Saturday, July 03, 2004

Disney: Craven, or simply venal?

When Disney ordered Miramax not to distribute Michael Moore's documentary Fahrenheit 9/11, there were two versions of the reasons for the decision. Michael Moore's version is that Disney did it because it was afraid of angering Florida Governor Jeb Bush, who is in a position to grant tax concessions that the company is eagerly seeking. Disney's version was that they simply did not want to be associated with a partisan political film that could potentially alienate republican-leaning families that buy its products and visit its theme parks.

Few in the media commented on how tendentious Disney's reason is, even if you accept their version as accurate. For "Fahrenheit 9/11" was to be distributed by Miramax, an independent film company that was acquired by Disney in 1993. At the time there was enormous concern about Disney acquiring a studio known for pathbreaking independent cinema, but Disney assured the public that it had no intention of interfering with Miramax or toning down Miramax's films to placate the religious right.

And they were true to their word. The right fumed as Miramax made the blasphemous "Priest", the teensexploitation flick "Kids", the ultra-violent "Pulp Fiction", "Kill Bill", and dozens of other un-Disneyish films. Meanwhile Disney's subsidiary "Hollywood Records" released the far from family friendly "Insane Clown Posse" and other hardcore rap artists.

Disney wasn't concerned that any of this might be offensive to the deeply held beliefs of their customers. Explicit sex and violence? A-OK. Not a problem. No, what really put Disney into a fit of conniptions was the dread spectre of politics.

Needless to say, a corporation that censors Michael Moore but is happy to rake in the cash from an ultra-violence afficionado like Quentin Tarantino has no credibility whatsoever. But beyond this basic hypocrisy, now lies an even bigger one.

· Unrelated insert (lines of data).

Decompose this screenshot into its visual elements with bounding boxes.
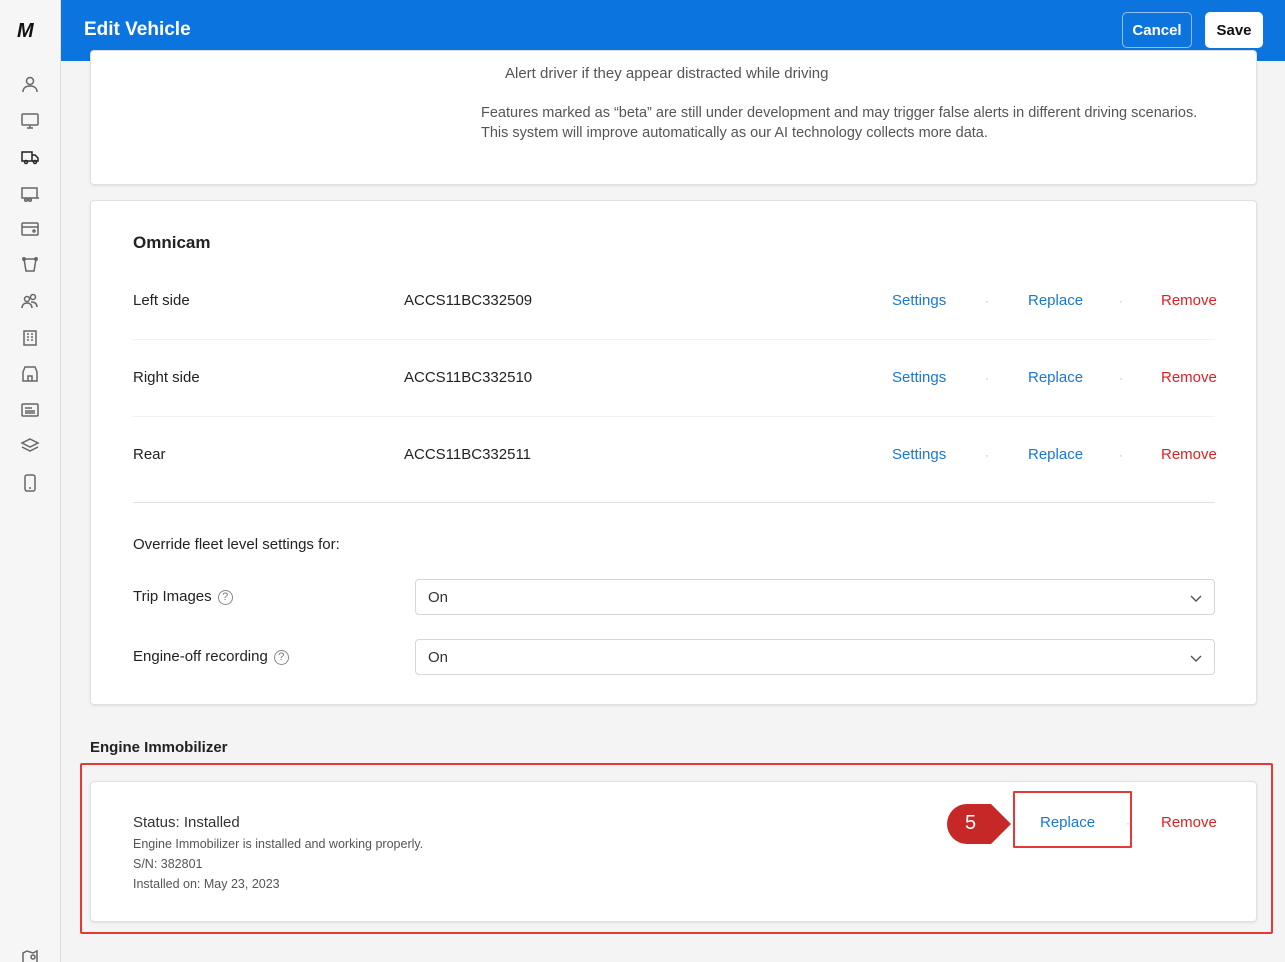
settings-link[interactable]: Settings: [892, 292, 946, 309]
section-divider: [133, 502, 1215, 503]
step-callout-shape: [947, 804, 1011, 844]
truck-icon[interactable]: [19, 146, 41, 168]
driver-alerts-card: Alert driver if they appear distracted w…: [90, 50, 1257, 185]
separator-dot: ·: [1119, 371, 1123, 385]
trip-images-setting: Trip Images?: [133, 588, 233, 605]
replace-link[interactable]: Replace: [1028, 446, 1083, 463]
trip-images-label: Trip Images: [133, 588, 212, 605]
store-icon[interactable]: [19, 363, 41, 385]
step-number: 5: [965, 812, 977, 834]
separator-dot: ·: [985, 371, 989, 385]
phone-icon[interactable]: [19, 472, 41, 494]
engine-off-recording-label: Engine-off recording: [133, 648, 268, 665]
separator-dot: ·: [985, 294, 989, 308]
map-pin-icon[interactable]: [19, 946, 41, 962]
remove-link[interactable]: Remove: [1161, 369, 1217, 386]
omnicam-card: Omnicam Left side ACCS11BC332509 Setting…: [90, 200, 1257, 705]
engine-immobilizer-title: Engine Immobilizer: [90, 739, 228, 756]
camera-position-label: Right side: [133, 369, 200, 386]
settings-link[interactable]: Settings: [892, 369, 946, 386]
override-label: Override fleet level settings for:: [133, 536, 340, 553]
save-button[interactable]: Save: [1205, 12, 1263, 48]
monitor-icon[interactable]: [19, 110, 41, 132]
beta-note-line-2: This system will improve automatically a…: [481, 125, 988, 141]
camera-position-label: Left side: [133, 292, 190, 309]
separator-dot: ·: [985, 448, 989, 462]
replace-link[interactable]: Replace: [1028, 369, 1083, 386]
asset-icon[interactable]: [19, 254, 41, 276]
omnicam-title: Omnicam: [133, 233, 211, 252]
trip-images-value: On: [428, 589, 449, 606]
help-icon[interactable]: ?: [273, 649, 289, 665]
settings-link[interactable]: Settings: [892, 446, 946, 463]
trip-images-select[interactable]: On: [415, 579, 1215, 615]
chevron-down-icon: [1190, 655, 1202, 662]
layers-icon[interactable]: [19, 435, 41, 457]
remove-link[interactable]: Remove: [1161, 292, 1217, 309]
alert-description: Alert driver if they appear distracted w…: [505, 65, 829, 82]
camera-serial: ACCS11BC332511: [404, 446, 532, 463]
camera-serial: ACCS11BC332509: [404, 292, 533, 309]
engine-off-recording-setting: Engine-off recording?: [133, 648, 289, 665]
news-icon[interactable]: [19, 399, 41, 421]
people-icon[interactable]: [19, 290, 41, 312]
row-divider: [133, 416, 1215, 417]
chevron-down-icon: [1190, 595, 1202, 602]
page-title: Edit Vehicle: [84, 19, 191, 40]
building-icon[interactable]: [19, 327, 41, 349]
row-divider: [133, 339, 1215, 340]
user-icon[interactable]: [19, 73, 41, 95]
step-marker: 5: [947, 804, 1013, 844]
cancel-button[interactable]: Cancel: [1122, 12, 1192, 48]
remove-link[interactable]: Remove: [1161, 446, 1217, 463]
camera-position-label: Rear: [133, 446, 166, 463]
separator-dot: ·: [1119, 448, 1123, 462]
replace-link[interactable]: Replace: [1028, 292, 1083, 309]
help-icon[interactable]: ?: [217, 589, 233, 605]
app-logo[interactable]: M: [17, 20, 34, 43]
separator-dot: ·: [1119, 294, 1123, 308]
replace-highlight-box: [1013, 791, 1132, 848]
beta-note-line-1: Features marked as “beta” are still unde…: [481, 105, 1198, 121]
card-icon[interactable]: [19, 218, 41, 240]
trailer-icon[interactable]: [19, 183, 41, 205]
section-highlight-box: [80, 763, 1273, 934]
engine-off-recording-value: On: [428, 649, 449, 666]
sidebar: M: [0, 0, 61, 962]
camera-serial: ACCS11BC332510: [404, 369, 533, 386]
engine-off-recording-select[interactable]: On: [415, 639, 1215, 675]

Because when I heard Disney's reasons, the first thing I thought was, well, now the bar has been set. If Disney claims that it doesn't want to be involved in distributing political films, well it better just keep to that pledge, if they're not to look like complete hypocrites. But I never imagined how quickly they'd be shown as blatantly hypocritical as this.

"America's Heart and Soul" is, by all reports, a patriotic, stirring, syrapy paen of love to the essentially wonderfullness of America in the style that Americans lap up so much. Yet it isn't a "political" film, Disney assures us. Yet Disney arranged a special screening for the "Move America Forward" foundation, a conservative thinktank that just happen to be behind an attempt to pressure cinemas into dropping "Fahrenheit 9/11" from their rosters.

Howard Kaloogian, Move America Forward foundation's chairmain, assures us that "America's Heart and Soul" is apolitical. Nonetheless he points out that you "come out with a very different feeling about America than when you leave Moore's film."

It sounds like the perfect deal for Disney. Disney can maintain a facade of innocence over suggestions that there's any political overtones in "America's Heart and Soul's" unabashed flag waving boosterism. No significance can be read in the fact that its breezy optimism and inspirational pablums just happen to come at a time when more and more Americans are questioning the direction their country is headed.

Fortunately, Disney's cravenness is hitting it in the one place that hurts it -- the bottom line. By peddling a little political influence, Disney has managed to give away what's well on the way to becoming the most profitable documentary of all time. And the publicity over Disney's little act of corporate censorship (ably aided along by a veteran media manipulator like Michael Moore, of course), and the attempted boycott by "Move America Forward", have only hyped up the documentary even further.

The irony is delicious. Not only are these people craven, but they are incompetently craven. Like some cartoon supervillain, Michael Moore only feeds off the heat they throw at him. And now it's too late to reverse course and deny him the publicity he thrives on. He's already on his 300 foot tall rampage, leaving the attack machine behind to wonder "what have we created?"